Relative abundance of the common genera in the human oropharynx. The abundance of each genera in individuals within the ILI/Sflu+ group (+). The genera are indicated in each panel. Error bars represent the standard deviation. A non-parametric Kruskal-Wallis test for multiple comparisons was applied to identify the statistically significant differences in relative abundances between groups. *P < .05. Samples are from individuals prior to their entry to quarantine (baseline) and at days 3, 6, and 28 after the challenge. Abbreviations: dpi, days post–influenza challenge; ILI/Sflu+, subjects who received viral challenge, had laboratory evidence of influenza, and had an influenza-like illness/were symptomatic.
Figure 9.
Figure 9.
Neisseria meningitidis carriage following the influenza challenge.

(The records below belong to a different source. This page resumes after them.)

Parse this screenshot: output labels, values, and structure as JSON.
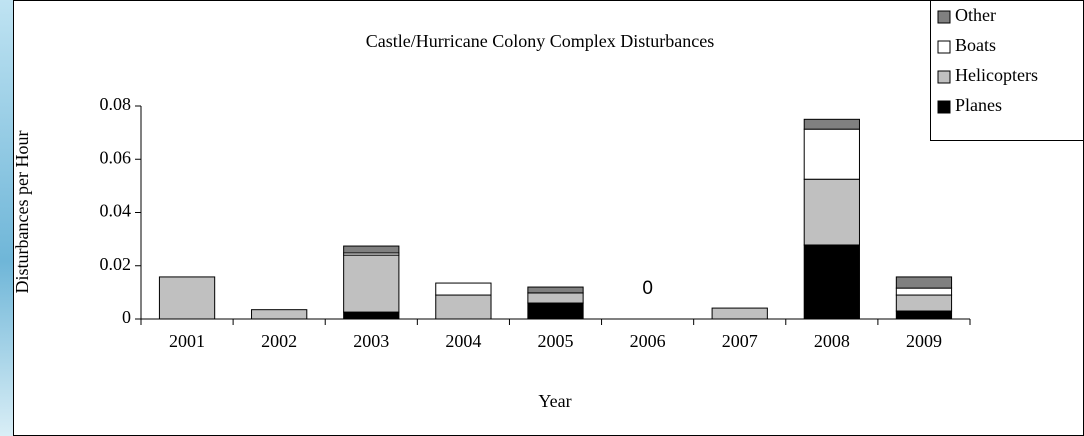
{
  "chart_data": {
    "type": "stacked_bar",
    "title": "Castle/Hurricane Colony Complex Disturbances",
    "x_label": "Year",
    "y_label": "Disturbances per Hour",
    "categories": [
      "2001",
      "2002",
      "2003",
      "2004",
      "2005",
      "2006",
      "2007",
      "2008",
      "2009"
    ],
    "series": [
      {
        "name": "Planes",
        "color": "#000000",
        "values": [
          0,
          0,
          0.0026,
          0,
          0.006,
          0,
          0,
          0.0278,
          0.003
        ]
      },
      {
        "name": "Helicopters",
        "color": "#c0c0c0",
        "values": [
          0.0158,
          0.0035,
          0.0214,
          0.009,
          0.0038,
          0,
          0.0041,
          0.0247,
          0.006
        ]
      },
      {
        "name": "Boats",
        "color": "#ffffff",
        "values": [
          0,
          0,
          0.0008,
          0.0045,
          0,
          0,
          0,
          0.0188,
          0.0026
        ]
      },
      {
        "name": "Other",
        "color": "#808080",
        "values": [
          0,
          0,
          0.0026,
          0,
          0.0022,
          0,
          0,
          0.0037,
          0.0042
        ]
      }
    ],
    "annotations": [
      {
        "text": "0",
        "category": "2006"
      }
    ],
    "ylim": [
      0,
      0.08
    ],
    "yticks": [
      0,
      0.02,
      0.04,
      0.06,
      0.08
    ],
    "legend": "top-right"
  }
}
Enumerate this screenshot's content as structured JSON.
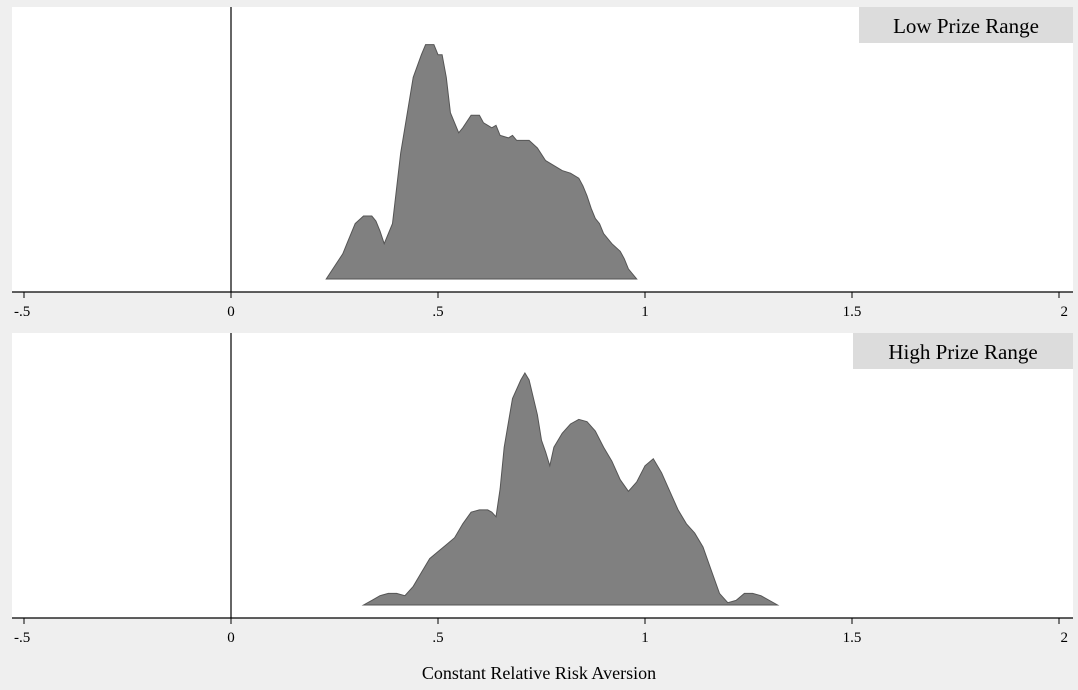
{
  "colors": {
    "background": "#efefef",
    "plot_area": "#ffffff",
    "fill": "#808080",
    "outline": "#555555",
    "title_box": "#dcdcdc"
  },
  "chart_data": [
    {
      "type": "area",
      "panel_title": "Low Prize Range",
      "xlim": [
        -0.55,
        2.02
      ],
      "ylim": [
        0,
        1
      ],
      "x_ticks": [
        -0.5,
        0,
        0.5,
        1,
        1.5,
        2
      ],
      "x_tick_labels": [
        "-.5",
        "0",
        ".5",
        "1",
        "1.5",
        "2"
      ],
      "reference_line_x": 0,
      "points": [
        [
          0.23,
          0.0
        ],
        [
          0.25,
          0.05
        ],
        [
          0.27,
          0.1
        ],
        [
          0.28,
          0.14
        ],
        [
          0.3,
          0.22
        ],
        [
          0.32,
          0.25
        ],
        [
          0.34,
          0.25
        ],
        [
          0.35,
          0.23
        ],
        [
          0.36,
          0.19
        ],
        [
          0.37,
          0.14
        ],
        [
          0.39,
          0.22
        ],
        [
          0.41,
          0.5
        ],
        [
          0.44,
          0.8
        ],
        [
          0.46,
          0.89
        ],
        [
          0.47,
          0.93
        ],
        [
          0.49,
          0.93
        ],
        [
          0.5,
          0.89
        ],
        [
          0.51,
          0.89
        ],
        [
          0.52,
          0.8
        ],
        [
          0.53,
          0.66
        ],
        [
          0.55,
          0.58
        ],
        [
          0.56,
          0.6
        ],
        [
          0.58,
          0.65
        ],
        [
          0.6,
          0.65
        ],
        [
          0.61,
          0.62
        ],
        [
          0.63,
          0.6
        ],
        [
          0.64,
          0.61
        ],
        [
          0.65,
          0.57
        ],
        [
          0.67,
          0.56
        ],
        [
          0.68,
          0.57
        ],
        [
          0.69,
          0.55
        ],
        [
          0.72,
          0.55
        ],
        [
          0.74,
          0.52
        ],
        [
          0.76,
          0.47
        ],
        [
          0.78,
          0.45
        ],
        [
          0.8,
          0.43
        ],
        [
          0.82,
          0.42
        ],
        [
          0.84,
          0.4
        ],
        [
          0.85,
          0.37
        ],
        [
          0.86,
          0.33
        ],
        [
          0.87,
          0.28
        ],
        [
          0.88,
          0.24
        ],
        [
          0.89,
          0.22
        ],
        [
          0.9,
          0.18
        ],
        [
          0.92,
          0.14
        ],
        [
          0.94,
          0.11
        ],
        [
          0.95,
          0.08
        ],
        [
          0.96,
          0.04
        ],
        [
          0.98,
          0.0
        ]
      ]
    },
    {
      "type": "area",
      "panel_title": "High Prize Range",
      "xlim": [
        -0.55,
        2.02
      ],
      "ylim": [
        0,
        1
      ],
      "x_ticks": [
        -0.5,
        0,
        0.5,
        1,
        1.5,
        2
      ],
      "x_tick_labels": [
        "-.5",
        "0",
        ".5",
        "1",
        "1.5",
        "2"
      ],
      "reference_line_x": 0,
      "xlabel": "Constant Relative Risk Aversion",
      "points": [
        [
          0.32,
          0.0
        ],
        [
          0.34,
          0.02
        ],
        [
          0.36,
          0.04
        ],
        [
          0.38,
          0.05
        ],
        [
          0.4,
          0.05
        ],
        [
          0.42,
          0.04
        ],
        [
          0.44,
          0.08
        ],
        [
          0.46,
          0.14
        ],
        [
          0.48,
          0.2
        ],
        [
          0.5,
          0.23
        ],
        [
          0.52,
          0.26
        ],
        [
          0.54,
          0.29
        ],
        [
          0.56,
          0.35
        ],
        [
          0.58,
          0.4
        ],
        [
          0.6,
          0.41
        ],
        [
          0.62,
          0.41
        ],
        [
          0.63,
          0.4
        ],
        [
          0.64,
          0.38
        ],
        [
          0.65,
          0.5
        ],
        [
          0.66,
          0.68
        ],
        [
          0.68,
          0.89
        ],
        [
          0.7,
          0.97
        ],
        [
          0.71,
          1.0
        ],
        [
          0.72,
          0.97
        ],
        [
          0.74,
          0.82
        ],
        [
          0.75,
          0.71
        ],
        [
          0.76,
          0.66
        ],
        [
          0.77,
          0.6
        ],
        [
          0.78,
          0.68
        ],
        [
          0.8,
          0.74
        ],
        [
          0.82,
          0.78
        ],
        [
          0.84,
          0.8
        ],
        [
          0.86,
          0.79
        ],
        [
          0.88,
          0.75
        ],
        [
          0.9,
          0.68
        ],
        [
          0.92,
          0.62
        ],
        [
          0.94,
          0.54
        ],
        [
          0.96,
          0.49
        ],
        [
          0.98,
          0.53
        ],
        [
          1.0,
          0.6
        ],
        [
          1.02,
          0.63
        ],
        [
          1.04,
          0.57
        ],
        [
          1.06,
          0.49
        ],
        [
          1.08,
          0.41
        ],
        [
          1.1,
          0.35
        ],
        [
          1.12,
          0.31
        ],
        [
          1.14,
          0.25
        ],
        [
          1.16,
          0.15
        ],
        [
          1.18,
          0.05
        ],
        [
          1.2,
          0.01
        ],
        [
          1.22,
          0.02
        ],
        [
          1.24,
          0.05
        ],
        [
          1.26,
          0.05
        ],
        [
          1.28,
          0.04
        ],
        [
          1.32,
          0.0
        ]
      ]
    }
  ]
}
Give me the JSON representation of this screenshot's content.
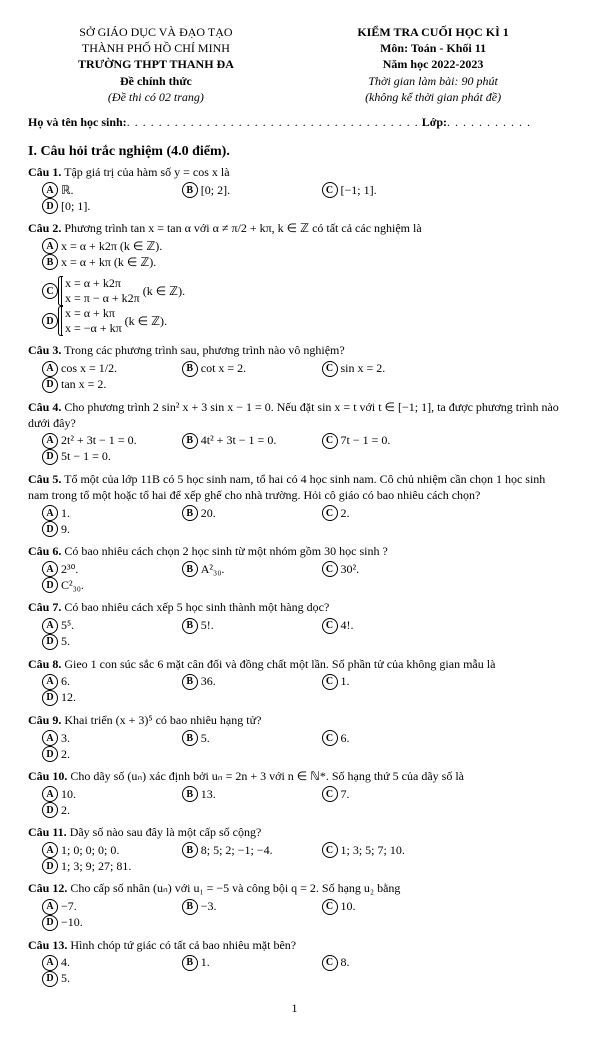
{
  "header": {
    "left": {
      "l1": "SỞ GIÁO DỤC VÀ ĐẠO TẠO",
      "l2": "THÀNH PHỐ HỒ CHÍ MINH",
      "l3": "TRƯỜNG THPT THANH ĐA",
      "l4": "Đề chính thức",
      "l5": "(Đề thi có 02 trang)"
    },
    "right": {
      "l1": "KIỂM TRA CUỐI HỌC KÌ 1",
      "l2": "Môn: Toán - Khối 11",
      "l3": "Năm học 2022-2023",
      "l4": "Thời gian làm bài: 90 phút",
      "l5": "(không kể thời gian phát đề)"
    }
  },
  "nameline": {
    "name_label": "Họ và tên học sinh:",
    "class_label": "Lớp:"
  },
  "section1": "I. Câu hỏi trắc nghiệm (4.0 điểm).",
  "q1": {
    "label": "Câu 1.",
    "text": "Tập giá trị của hàm số y = cos x là",
    "A": "ℝ.",
    "B": "[0; 2].",
    "C": "[−1; 1].",
    "D": "[0; 1]."
  },
  "q2": {
    "label": "Câu 2.",
    "text": "Phương trình tan x = tan α với α ≠ π/2 + kπ,  k ∈ ℤ có tất cả các nghiệm là",
    "A": "x = α + k2π  (k ∈ ℤ).",
    "B": "x = α + kπ  (k ∈ ℤ).",
    "C1": "x = α + k2π",
    "C2": "x = π − α + k2π",
    "Csuf": "(k ∈ ℤ).",
    "D1": "x = α + kπ",
    "D2": "x = −α + kπ",
    "Dsuf": "(k ∈ ℤ)."
  },
  "q3": {
    "label": "Câu 3.",
    "text": "Trong các phương trình sau, phương trình nào vô nghiệm?",
    "A": "cos x = 1/2.",
    "B": "cot x = 2.",
    "C": "sin x = 2.",
    "D": "tan x = 2."
  },
  "q4": {
    "label": "Câu 4.",
    "text": "Cho phương trình 2 sin² x + 3 sin x − 1 = 0. Nếu đặt sin x = t với t ∈ [−1; 1], ta được phương trình nào dưới đây?",
    "A": "2t² + 3t − 1 = 0.",
    "B": "4t² + 3t − 1 = 0.",
    "C": "7t − 1 = 0.",
    "D": "5t − 1 = 0."
  },
  "q5": {
    "label": "Câu 5.",
    "text": "Tổ một của lớp 11B có 5 học sinh nam, tổ hai có 4 học sinh nam. Cô chủ nhiệm cần chọn 1 học sinh nam trong tổ một hoặc tổ hai để xếp ghế cho nhà trường. Hỏi cô giáo có bao nhiêu cách chọn?",
    "A": "1.",
    "B": "20.",
    "C": "2.",
    "D": "9."
  },
  "q6": {
    "label": "Câu 6.",
    "text": "Có bao nhiêu cách chọn 2 học sinh từ một nhóm gồm 30 học sinh ?",
    "A": "2³⁰.",
    "B": "A²₃₀.",
    "C": "30².",
    "D": "C²₃₀."
  },
  "q7": {
    "label": "Câu 7.",
    "text": "Có bao nhiêu cách xếp 5 học sinh thành một hàng dọc?",
    "A": "5⁵.",
    "B": "5!.",
    "C": "4!.",
    "D": "5."
  },
  "q8": {
    "label": "Câu 8.",
    "text": "Gieo 1 con súc sắc 6 mặt cân đối và đồng chất một lần. Số phần tử của không gian mẫu là",
    "A": "6.",
    "B": "36.",
    "C": "1.",
    "D": "12."
  },
  "q9": {
    "label": "Câu 9.",
    "text": "Khai triển (x + 3)⁵ có bao nhiêu hạng tử?",
    "A": "3.",
    "B": "5.",
    "C": "6.",
    "D": "2."
  },
  "q10": {
    "label": "Câu 10.",
    "text": "Cho dãy số (uₙ) xác định bởi uₙ = 2n + 3 với n ∈ ℕ*. Số hạng thứ 5 của dãy số là",
    "A": "10.",
    "B": "13.",
    "C": "7.",
    "D": "2."
  },
  "q11": {
    "label": "Câu 11.",
    "text": "Dãy số nào sau đây là một cấp số cộng?",
    "A": "1; 0; 0; 0; 0.",
    "B": "8; 5; 2; −1; −4.",
    "C": "1; 3; 5; 7; 10.",
    "D": "1; 3; 9; 27; 81."
  },
  "q12": {
    "label": "Câu 12.",
    "text": "Cho cấp số nhân (uₙ) với u₁ = −5 và công bội q = 2. Số hạng u₂ bằng",
    "A": "−7.",
    "B": "−3.",
    "C": "10.",
    "D": "−10."
  },
  "q13": {
    "label": "Câu 13.",
    "text": "Hình chóp tứ giác có tất cả bao nhiêu mặt bên?",
    "A": "4.",
    "B": "1.",
    "C": "8.",
    "D": "5."
  },
  "pageno": "1"
}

Meningococcal carriage in (A) the ILI/Sflu+ group and (B) the asymptomatic control group at different times following the challenge. The carriage of non-groupable N. meningitidis was unchanged during influenza infection and ranged between 11.4 and 13.5%, except for control samples from days 6 and 28. There was no change in the carriage of groupable N. meningitidis over time or between groups. Abbreviation: ILI/Sflu+, subjects who received viral challenge, had laboratory evidence of influenza, and had an influenza-like illness/were symptomatic.